Vance Center Co-Organizes Panel Discussion on Mexico’s Rule of Law

April 2024

The panel discussion, co-organized with the Mexican Bar Association, focused on the country’s current legal and political landscape and concerns over institutional integrity in light of President Lopez Obrador’s recent constitutional reforms.

From left, Vance Center Associate Executive Director Jaime Chávez Alor with panelists Diego Sierra Laris, Ambassador Roberta Jacobson (ret.), Veronica Yepez, and Jorge Sepúvelda García. Photo: Vance Center 

On April 16, the Vance Center‘s Associate Executive Director Jaime Chávez Alor moderated a timely panel discussion on Mexico’s current rule of law landscape, entitled “Mexico’s Rule of Law at a Crossroads: Examining Challenges and Prospects.” The conversation, co-organized with the Mexican Bar Association (Barra Mexicana de Abogados) and the New York City Bar Association, brought together subject experts from legal and government backgrounds to address key challenges and pathways forward ahead of the country’s general elections, which are set to take place in early June 2024. 

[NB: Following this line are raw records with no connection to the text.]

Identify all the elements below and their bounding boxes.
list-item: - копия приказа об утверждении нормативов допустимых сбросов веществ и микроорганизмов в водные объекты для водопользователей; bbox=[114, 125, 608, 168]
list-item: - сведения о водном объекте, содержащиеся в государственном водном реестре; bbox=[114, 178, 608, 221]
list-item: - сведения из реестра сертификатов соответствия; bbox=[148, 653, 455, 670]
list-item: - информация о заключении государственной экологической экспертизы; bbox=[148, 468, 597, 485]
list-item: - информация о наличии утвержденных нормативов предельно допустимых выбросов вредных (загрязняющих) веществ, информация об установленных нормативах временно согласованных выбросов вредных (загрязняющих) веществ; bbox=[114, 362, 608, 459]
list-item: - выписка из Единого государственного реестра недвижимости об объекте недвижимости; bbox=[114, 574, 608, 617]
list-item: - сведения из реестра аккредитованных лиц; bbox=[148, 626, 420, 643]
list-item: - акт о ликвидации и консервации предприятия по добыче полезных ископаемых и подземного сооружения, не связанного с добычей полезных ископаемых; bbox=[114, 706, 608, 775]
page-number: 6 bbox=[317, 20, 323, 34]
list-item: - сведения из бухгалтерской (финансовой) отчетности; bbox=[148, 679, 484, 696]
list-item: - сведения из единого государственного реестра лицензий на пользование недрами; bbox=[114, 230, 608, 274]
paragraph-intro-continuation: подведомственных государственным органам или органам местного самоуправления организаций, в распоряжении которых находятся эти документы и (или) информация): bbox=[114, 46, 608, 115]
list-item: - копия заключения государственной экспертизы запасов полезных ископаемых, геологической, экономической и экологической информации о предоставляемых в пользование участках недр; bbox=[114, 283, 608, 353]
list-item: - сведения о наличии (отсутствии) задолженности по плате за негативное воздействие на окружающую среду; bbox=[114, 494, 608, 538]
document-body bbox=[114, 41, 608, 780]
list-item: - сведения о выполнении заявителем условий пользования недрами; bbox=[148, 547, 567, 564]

In response to Chávez Alor’s initial question on the importance of a strong rule of law in Mexico, former U.S. Ambassador to Mexico Roberta Jacobson (ret.) emphasized the relationship between a strong rule of law and a higher degree of certainty, particularly in the country’s ability to serve as a stable cross-border partner with the United States. 

Other panelists spotlighted the implications of this certainty and access to justice in the context of President Lopez Obrador’s proposed reforms, a package of 18 constitutional amendments and legal reforms that include modifications across branches of government, and severe limitations on judicial civil servants’ mandates and earnings, among other changes. Diego Sierra Laris, Partner at Von Wobeser y Sierra, pointed to “high levels of integrity” among Mexican federal judges and characterized the constitutional reforms as a serious threat to the existing standard. Panelist Jorge Sepúlveda García, Partner at Garcia Jimeno, described the reforms as an effort by Mexico’s president to impose his own will – an issue outside of partisan differences – and cited Lopez Obrador’s attacks on the Mexican Bar Association as a concerning example of the President’s actions to weaken the justice system. 

Panelists agreed that certainty in the rule of law allows predictability in areas beyond only judicial structures, including investment inflow, safeguarding human rights, and reducing corruption across sectors — all of which are lacking in Mexico and risk further deterioration following the proposed reforms.  

Veronica Yepez, Partner at Covington & Burling, spoke about the expectations for holding corrupt companies accountable set by Mexico’s 2016 anti-corruption framework. Yepez highlighted progress on this issue in other Latin American countries like Brazil and Colombia. In contrast, she noted that Mexico’s fight against corruption boasts an extensive legislative framework, but the country lacks critical capacity, including sufficient well-trained prosecutors, to make the regulations effective. This echoed some of the main findings in the Vance Center’s Latin America Anti-Corruption Assessment (2021-2022) 

Linking the political and legal challenges Mexico faces, Sierra Laris warned that “the fight against corruption has become secondary to the fight for democracy in Mexico” and that Lopez Obrador’s propensity to set and shift the agenda shows the need for technical experts, resources, and for officials to enforce standardized processes to increase transparency, effectively reduce corruption, and restore checks and balances.  

Looking ahead to the upcoming elections, panelists emphasized the current issues in Mexico’s rule of law landscape that candidates should incorporate into their national agenda. Speakers highlighted the importance of influencing candidates to prioritize judicial independence, through the protection of judges and attorneys general, and providing material and human resources to support prosecutors.  

Ambassador Jacobson framed the legal community’s concerns in terms of the lives of Mexican voters: security, and the lack thereof, is a top priority for most Mexicans. Emphasizing the relationship between personal security in day-to-day life and a strong rule of law, she called for the Mexican Bar Association and candidates alike to make this connection clear to the public ahead of the elections. 

The relationship between corruption, the rule of law, and justice systems, and the role of the legal community in upholding anti-corruption efforts, are essential components of the Vance Center’s work on institutional integrity. This issue is the central focus of the Vance Center’s biannual Latin America Anti-Corruption Assessment, which has a new edition slated for publication at the end of 2024.